Der Samstag begann mit einem Referat des Politikwissenschaftlers Daniel Lambach von der Universität Köln. Er sprach über "Failed States und Bedrohungsvorstellungen in Europa und Australien". Lambach ging vor allem auf den "globalen Diskurs um Sicherheit" ein, wie er sich auf internationaler Ebene nach den Anschlägen des 11. September entwickelte. Seien Staaten vor dem Staatszerfall vor dem 11.9.2001 noch als humanitäres Problem betrachtet worden, fürchte man sie nun als "Sicherheitsproblem", etwa als Rückzugsort islamischer Terroristen oder als Keimzelle des Terrorismus. Ein drohender Staatszerfall sei nun kein ureigenes Problem des betreffenden Staates mehr, sondern bedrohe jetzt auch die Anrainerstaaten. In der Diskussion von Lambachs Beitrag, kompetent moderiert von dem Genfer Journalisten Andreas Zumach, wurde die (unbeantwortete) Frage aufgeworfen, wer denn eigentlich bestimme, wann ein Staat in die Kategorie "failed" eingeordnet werden könne.
Im folgenden Vortrag schilderte Benjamin Craig, erster Sekretär in der Australischen Botschaft in Berlin, die gegenwärtige politische Haltung Australiens gegenüber den (Krisen-)Situationen in den Ländern PNG, Salomonen und Nauru. Heinz Schürmann-Zeggel vom Pazifik-Netzwerk trug Details zu RAMSI bei und erläuterte die Hintergründe des Konfliktes, die zur (von den Salomonen ausdrücklich erwünschten) australischen Intervention geführt hatten. Zu den Beiträgen der Referenten bezogen zwei "Pazifikinsulaner" Stellung. Medothistenpfarrer Akuila Yabaki vom Citizens' Constitutional Forum aus Suva (Fiji) sowie Hariewe Gello, der Leiter des Lutherischen Entwicklungsdienstes LDS in Papua-Neuguinea.

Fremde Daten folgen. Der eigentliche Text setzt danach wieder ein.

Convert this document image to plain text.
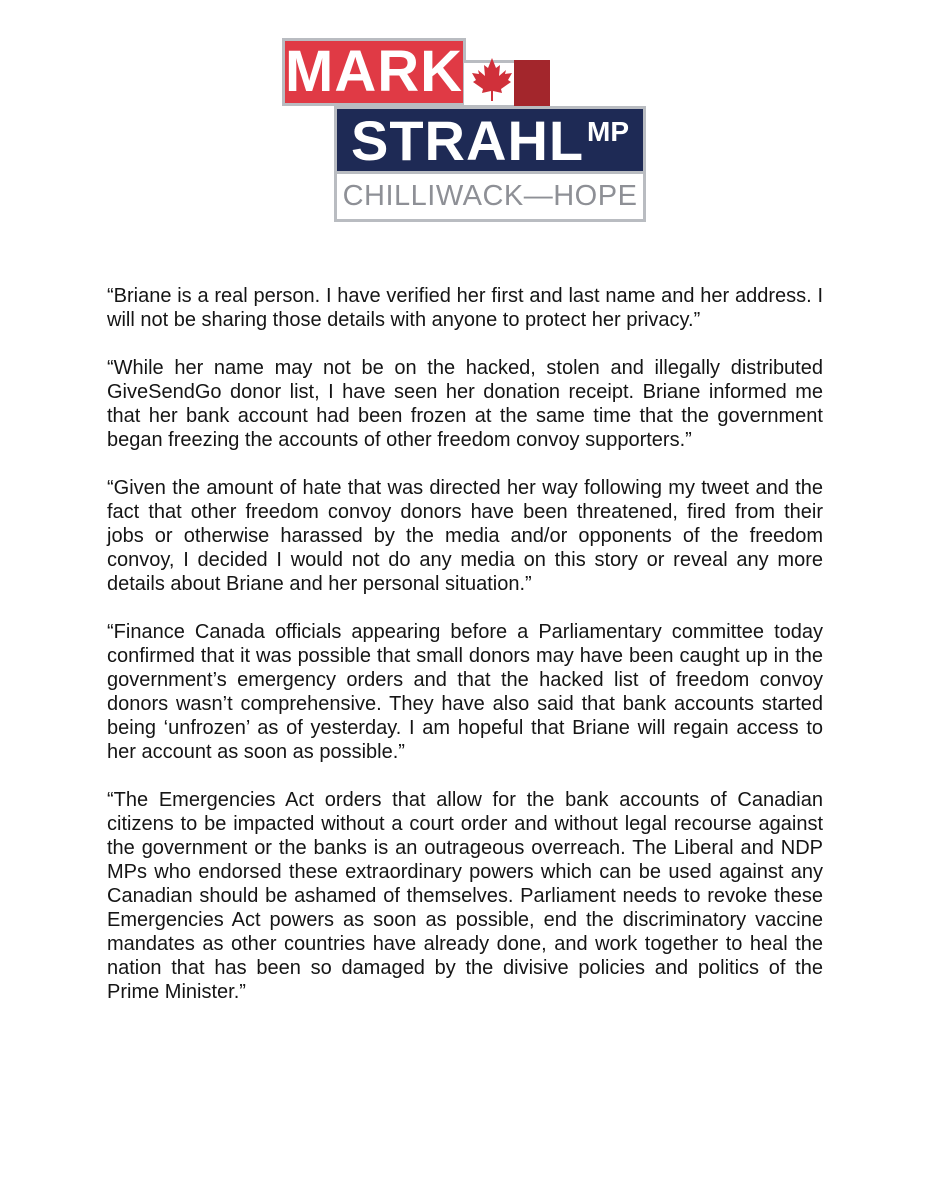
MARK
STRAHL MP
CHILLIWACK—HOPE

“Briane is a real person. I have verified her first and last name and her address. I will not be sharing those details with anyone to protect her privacy.”

“While her name may not be on the hacked, stolen and illegally distributed GiveSendGo donor list, I have seen her donation receipt. Briane informed me that her bank account had been frozen at the same time that the government began freezing the accounts of other freedom convoy supporters.”

“Given the amount of hate that was directed her way following my tweet and the fact that other freedom convoy donors have been threatened, fired from their jobs or otherwise harassed by the media and/or opponents of the freedom convoy, I decided I would not do any media on this story or reveal any more details about Briane and her personal situation.”

“Finance Canada officials appearing before a Parliamentary committee today confirmed that it was possible that small donors may have been caught up in the government’s emergency orders and that the hacked list of freedom convoy donors wasn’t comprehensive. They have also said that bank accounts started being ‘unfrozen’ as of yesterday. I am hopeful that Briane will regain access to her account as soon as possible.”

“The Emergencies Act orders that allow for the bank accounts of Canadian citizens to be impacted without a court order and without legal recourse against the government or the banks is an outrageous overreach. The Liberal and NDP MPs who endorsed these extraordinary powers which can be used against any Canadian should be ashamed of themselves. Parliament needs to revoke these Emergencies Act powers as soon as possible, end the discriminatory vaccine mandates as other countries have already done, and work together to heal the nation that has been so damaged by the divisive policies and politics of the Prime Minister.”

Das Seminar endete mit einem Podiumsgespräch - in dem das Publikum auch das Sagen hatte - zwischen Benjamin Craig, Heinz Schürmann-Zeggel, Akuila Yabaki und Politikexperte Roland Seib vom Pazifik-Netzwerk.
Die Organisatoren der erfolgreichen Tagung, Marion Struck-Garbe und Volker Böge vom Pazifik-Netzwerk, fassten die Ergebnisse am Ende der Konferenz mit einem Augenzwinkern zusammen: "Ich weiß nicht unbedingt mehr über die australische Außenpolitik, aber das nun auf einem hohen Niveau". Tatsächlich hatte die Tagung ein hohes Niveau, was sich nicht nur an den Vorträgen der Referenten, sondern vor allem an kompetenten Fragen der Zuhörer festmachen liess.
Indonesisches Buffet
Die fest eingeplanten Pausen zur Stärkung mit Getränken und kleinen Snacks bzw. einem leckeren indonesischen Buffet am Samstag kamen da gerade recht. Sie boten Raum für informelle Gespräche und das ein oder andere Wiedersehen mit den Freunden aus dem Pazifik. Ein schöner Erfolg für das Netzwerk, der wert wäre, im nächsten Jahr mit einem Folgeseminar wiederholt zu werden.
In Kürze erscheint ein ausführliches Dossier mit allen Konferenzbeiträgen in englischer Sprache.